Jonathan Rauch, a senior fellow at the Brookings Institute, spoke with CNN's Brian Stelter on Sunday to explain the ultimate goal of President Donald Trump's false accusations of a rigged and stolen election.
Rauch was asked by Stelter if the issue is Trump is simply trapped in the delusion that he actually beat President-elect Joe Biden in the 2020 election.
"Is delusion a fair word for these election lies?" Stelter wondered.
"No, actually, I don't think it is," Rauch replied. "It's hard to know what's going on in the mind of the president, but you don't really need to. What you need to know is that what he is running right now is a classic Russian-style disinformation campaign of a type known as the firehose of falsehood. That's when you utilize every channel, not just media, but also the bully pulpit, even litigation to push out as many different stories and conspiracy theories and lies and half-truths as you possibly can in order to flood the zone if with disinformation."
"The goal here is to confuse people, and he is doing very well at that," Rauch continued. "This is classic propaganda tactic. he is very good at it. doesn't matter what's going on in his head. what matters is what he is doing.

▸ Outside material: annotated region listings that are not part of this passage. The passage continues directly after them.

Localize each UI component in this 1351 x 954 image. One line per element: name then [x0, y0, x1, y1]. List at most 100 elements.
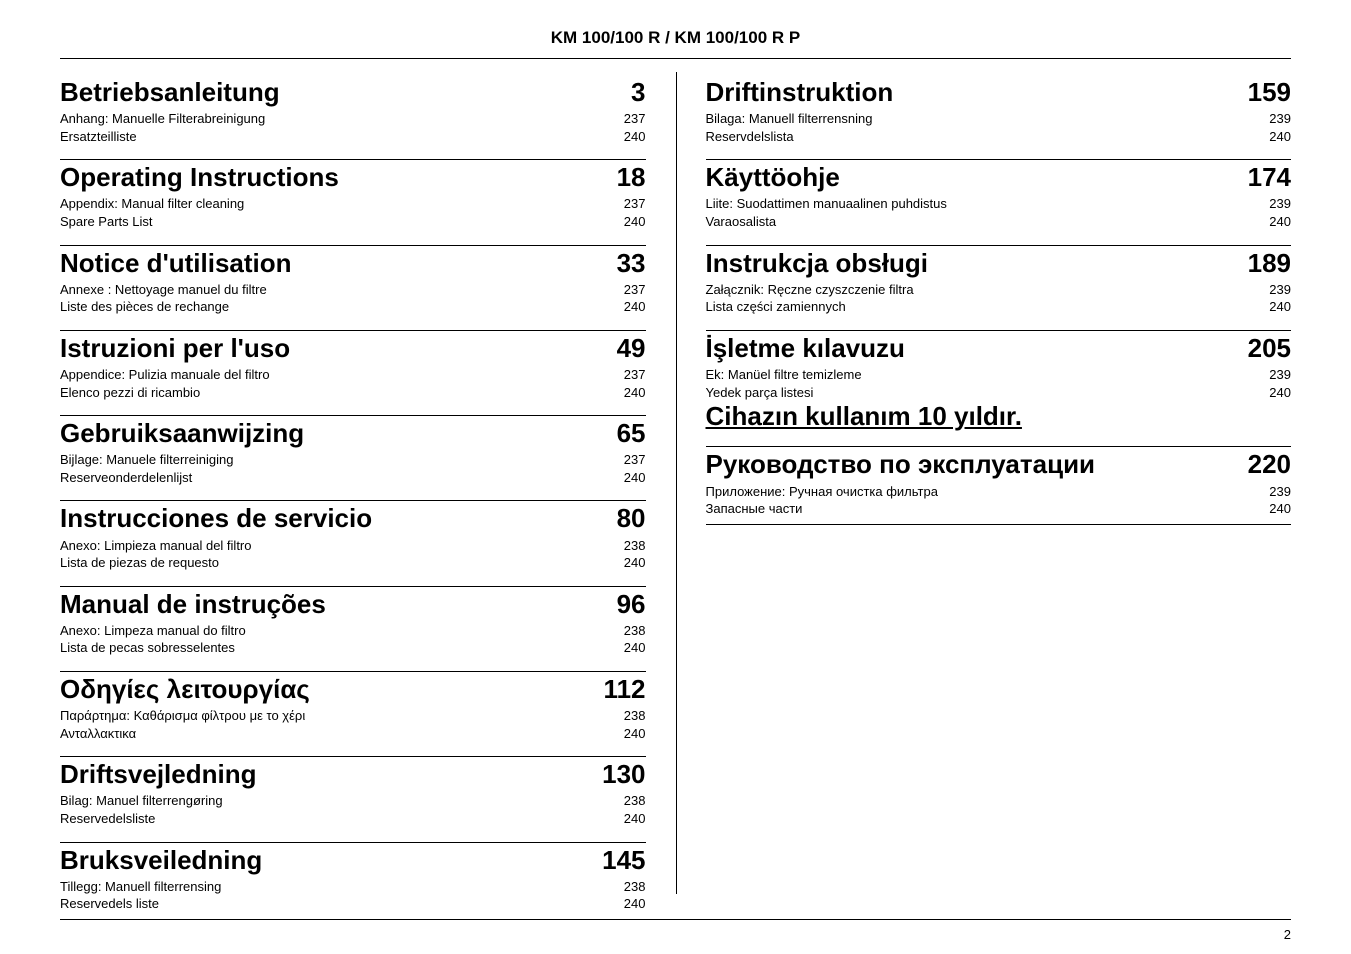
toc-sub-text: Приложение: Ручная очистка фильтра	[706, 483, 938, 501]
toc-sub-row: Appendix: Manual filter cleaning 237	[60, 195, 646, 213]
toc-title-page: 33	[617, 248, 646, 279]
toc-sub-text: Anhang: Manuelle Filterabreinigung	[60, 110, 265, 128]
toc-sub-row: Annexe : Nettoyage manuel du filtre237	[60, 281, 646, 299]
toc-title-row: Gebruiksaanwijzing65	[60, 418, 646, 449]
toc-sub-row: Elenco pezzi di ricambio 240	[60, 384, 646, 402]
toc-sub-page: 237	[624, 452, 646, 467]
section-rule	[60, 500, 646, 501]
toc-sub-page: 240	[624, 470, 646, 485]
toc-sub-row: Bilag: Manuel filterrengøring 238	[60, 792, 646, 810]
toc-sub-row: Bijlage: Manuele filterreiniging 237	[60, 451, 646, 469]
toc-sub-page: 240	[624, 299, 646, 314]
toc-sub-page: 240	[624, 129, 646, 144]
toc-sub-page: 240	[624, 640, 646, 655]
toc-title-row: İşletme kılavuzu205	[706, 333, 1292, 364]
toc-sub-text: Anexo: Limpieza manual del filtro	[60, 537, 252, 555]
toc-sub-page: 240	[624, 726, 646, 741]
toc-sub-page: 238	[624, 538, 646, 553]
toc-sub-row: Załącznik: Ręczne czyszczenie filtra 239	[706, 281, 1292, 299]
toc-section: Instrucciones de servicio80 Anexo: Limpie…	[60, 500, 646, 571]
toc-sub-row: Anhang: Manuelle Filterabreinigung 237	[60, 110, 646, 128]
toc-sub-page: 240	[1269, 385, 1291, 400]
toc-sub-text: Liite: Suodattimen manuaalinen puhdistus	[706, 195, 947, 213]
section-rule	[706, 524, 1292, 525]
toc-sub-row: Запасные части240	[706, 500, 1292, 518]
section-rule	[706, 159, 1292, 160]
section-rule	[60, 756, 646, 757]
section-rule	[60, 159, 646, 160]
footer-rule	[60, 919, 1291, 920]
toc-title-page: 96	[617, 589, 646, 620]
toc-sub-page: 237	[624, 196, 646, 211]
toc-sub-row: Anexo: Limpeza manual do filtro238	[60, 622, 646, 640]
toc-sub-row: Lista części zamiennych 240	[706, 298, 1292, 316]
toc-sub-text: Reserveonderdelenlijst	[60, 469, 192, 487]
toc-sub-text: Appendice: Pulizia manuale del filtro	[60, 366, 270, 384]
toc-title-page: 174	[1248, 162, 1291, 193]
right-column: Driftinstruktion159Bilaga: Manuell filte…	[676, 77, 1292, 927]
toc-title: Driftinstruktion	[706, 77, 894, 108]
toc-sub-text: Ersatzteilliste	[60, 128, 137, 146]
toc-section: Istruzioni per l'uso49 Appendice: Pulizia…	[60, 330, 646, 401]
toc-sub-page: 239	[1269, 282, 1291, 297]
toc-section: Notice d'utilisation33 Annexe : Nettoyage…	[60, 245, 646, 316]
toc-title: Instrukcja obsługi	[706, 248, 929, 279]
toc-sub-text: Appendix: Manual filter cleaning	[60, 195, 244, 213]
toc-sub-text: Yedek parça listesi	[706, 384, 814, 402]
toc-title: Gebruiksaanwijzing	[60, 418, 304, 449]
toc-sub-row: Reservedels liste240	[60, 895, 646, 913]
toc-sub-page: 237	[624, 111, 646, 126]
toc-sub-row: Приложение: Ручная очистка фильтра239	[706, 483, 1292, 501]
toc-sub-page: 240	[624, 555, 646, 570]
toc-title: Οδηγίες λειτουργίας	[60, 674, 310, 705]
toc-sub-text: Anexo: Limpeza manual do filtro	[60, 622, 246, 640]
toc-sub-page: 240	[624, 811, 646, 826]
toc-section: Руководство по эксплуатации220Приложение…	[706, 446, 1292, 524]
toc-sub-text: Elenco pezzi di ricambio	[60, 384, 200, 402]
section-rule	[60, 842, 646, 843]
section-rule	[60, 330, 646, 331]
toc-title-page: 189	[1248, 248, 1291, 279]
toc-sub-row: Lista de piezas de requesto240	[60, 554, 646, 572]
toc-sub-text: Lista części zamiennych	[706, 298, 846, 316]
toc-title-page: 205	[1248, 333, 1291, 364]
toc-sub-page: 240	[1269, 299, 1291, 314]
toc-sub-row: Ersatzteilliste 240	[60, 128, 646, 146]
toc-sub-text: Załącznik: Ręczne czyszczenie filtra	[706, 281, 914, 299]
toc-title-page: 3	[631, 77, 645, 108]
toc-title-row: Istruzioni per l'uso49	[60, 333, 646, 364]
toc-sub-page: 238	[624, 793, 646, 808]
toc-section: İşletme kılavuzu205Ek: Manüel filtre tem…	[706, 330, 1292, 432]
toc-sub-row: Appendice: Pulizia manuale del filtro237	[60, 366, 646, 384]
toc-title: Käyttöohje	[706, 162, 840, 193]
toc-title: Istruzioni per l'uso	[60, 333, 290, 364]
toc-title-row: Manual de instruções96	[60, 589, 646, 620]
toc-sub-text: Liste des pièces de rechange	[60, 298, 229, 316]
toc-sub-row: Ανταλλακτικα240	[60, 725, 646, 743]
toc-sub-row: Reservedelsliste 240	[60, 810, 646, 828]
toc-sub-row: Παράρτημα: Καθάρισμα φίλτρου με το χέρι2…	[60, 707, 646, 725]
toc-sub-text: Запасные части	[706, 500, 803, 518]
toc-sub-text: Reservedels liste	[60, 895, 159, 913]
toc-title: Betriebsanleitung	[60, 77, 280, 108]
toc-title: Instrucciones de servicio	[60, 503, 372, 534]
toc-sub-text: Bijlage: Manuele filterreiniging	[60, 451, 233, 469]
toc-sub-row: Varaosalista240	[706, 213, 1292, 231]
toc-sub-text: Παράρτημα: Καθάρισμα φίλτρου με το χέρι	[60, 707, 305, 725]
toc-sub-row: Reservdelslista 240	[706, 128, 1292, 146]
toc-title-row: Instrucciones de servicio80	[60, 503, 646, 534]
toc-sub-text: Lista de pecas sobresselentes	[60, 639, 235, 657]
toc-sub-text: Reservdelslista	[706, 128, 794, 146]
toc-title-row: Notice d'utilisation33	[60, 248, 646, 279]
toc-section: Οδηγίες λειτουργίας112Παράρτημα: Καθάρισ…	[60, 671, 646, 742]
toc-sub-row: Liste des pièces de rechange 240	[60, 298, 646, 316]
toc-sub-text: Bilag: Manuel filterrengøring	[60, 792, 223, 810]
toc-sub-page: 240	[1269, 129, 1291, 144]
toc-sub-page: 240	[624, 385, 646, 400]
toc-sub-page: 240	[624, 214, 646, 229]
left-column: Betriebsanleitung 3 Anhang: Manuelle Filte…	[60, 77, 676, 927]
toc-sub-text: Reservedelsliste	[60, 810, 155, 828]
toc-sub-row: Reserveonderdelenlijst 240	[60, 469, 646, 487]
toc-section: Gebruiksaanwijzing65 Bijlage: Manuele fil…	[60, 415, 646, 486]
toc-section: Driftsvejledning130Bilag: Manuel filterr…	[60, 756, 646, 827]
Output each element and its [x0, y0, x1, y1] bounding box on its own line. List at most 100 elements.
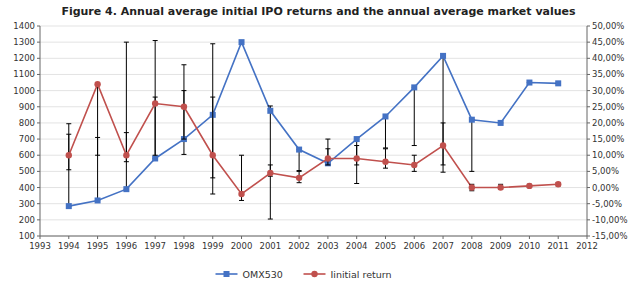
error-cap [181, 154, 186, 155]
legend-marker [311, 271, 317, 277]
error-stem [414, 87, 415, 145]
error-cap [354, 145, 359, 146]
error-cap [66, 134, 71, 135]
marker [123, 186, 129, 192]
line [69, 84, 558, 194]
error-cap [412, 145, 417, 146]
y-tick [37, 42, 40, 43]
error-bar-upper [66, 124, 71, 206]
error-cap [210, 177, 215, 178]
error-cap [124, 42, 129, 43]
marker [440, 142, 446, 148]
x-tick-label: 1997 [144, 241, 166, 251]
grid-line [40, 26, 587, 27]
error-cap [383, 148, 388, 149]
y2-tick [587, 42, 590, 43]
marker [354, 136, 360, 142]
x-tick [529, 236, 530, 239]
x-tick [299, 236, 300, 239]
error-cap [153, 155, 158, 156]
error-cap [441, 122, 446, 123]
grid-line [40, 90, 587, 91]
x-tick-label: 1995 [87, 241, 109, 251]
x-tick-label: 2002 [288, 241, 310, 251]
error-cap [268, 219, 273, 220]
error-stem [155, 104, 156, 156]
y2-tick [587, 90, 590, 91]
x-tick [126, 236, 127, 239]
y-tick-label: 300 [19, 199, 35, 209]
error-stem [183, 107, 184, 139]
marker [123, 152, 129, 158]
marker [267, 170, 273, 176]
grid-line [40, 236, 587, 237]
error-stem [126, 42, 127, 189]
y2-tick-label: 25,00% [592, 102, 624, 112]
marker [238, 191, 244, 197]
x-tick-label: 1999 [202, 241, 224, 251]
series [66, 81, 562, 201]
x-tick [212, 236, 213, 239]
error-cap [325, 164, 330, 165]
error-stem [385, 116, 386, 147]
y-tick [37, 74, 40, 75]
error-stem [443, 123, 444, 146]
y2-tick-label: 50,00% [592, 21, 624, 31]
y-tick [37, 26, 40, 27]
error-bar-lower [268, 111, 273, 219]
grid-line [40, 106, 587, 107]
y-tick-label: 1000 [13, 86, 35, 96]
marker [152, 100, 158, 106]
error-cap [325, 148, 330, 149]
marker [382, 113, 388, 119]
marker [382, 158, 388, 164]
x-tick-label: 2007 [432, 241, 454, 251]
legend-item: Iinitial return [304, 269, 392, 280]
x-tick [68, 236, 69, 239]
marker [555, 80, 561, 86]
x-tick [558, 236, 559, 239]
y2-tick-label: -15,00% [592, 231, 627, 241]
error-stem [155, 41, 156, 159]
error-cap [354, 183, 359, 184]
x-tick-label: 2006 [403, 241, 425, 251]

Rauch described Trump's tactic as "information warfare," arguing he's "manipulating and organizing the social environment and the media environment to confuse and discombobulate [his] enemies, to isolate them, to demoralize them so they don't know what's true or false anymore, they get very frustrated."
Stelter then asked if the issue is that Trump is engaging in a "massive conspiracy theory" which in turn creates a "collective identity" among his supporters. Rauch disagreed with that suggestion.
"There actually is no theory here," Rauch replied. "In a fire hose falsehood campaign, it's not about having one idea and pumping it out consistently. It's about throwing spaghetti against the wall. It's anything and everything. It can be wild. iI can be random. It's to create confusion and epistemic chaos. That's what we are seeing. That's very hard for democracies to deal with it."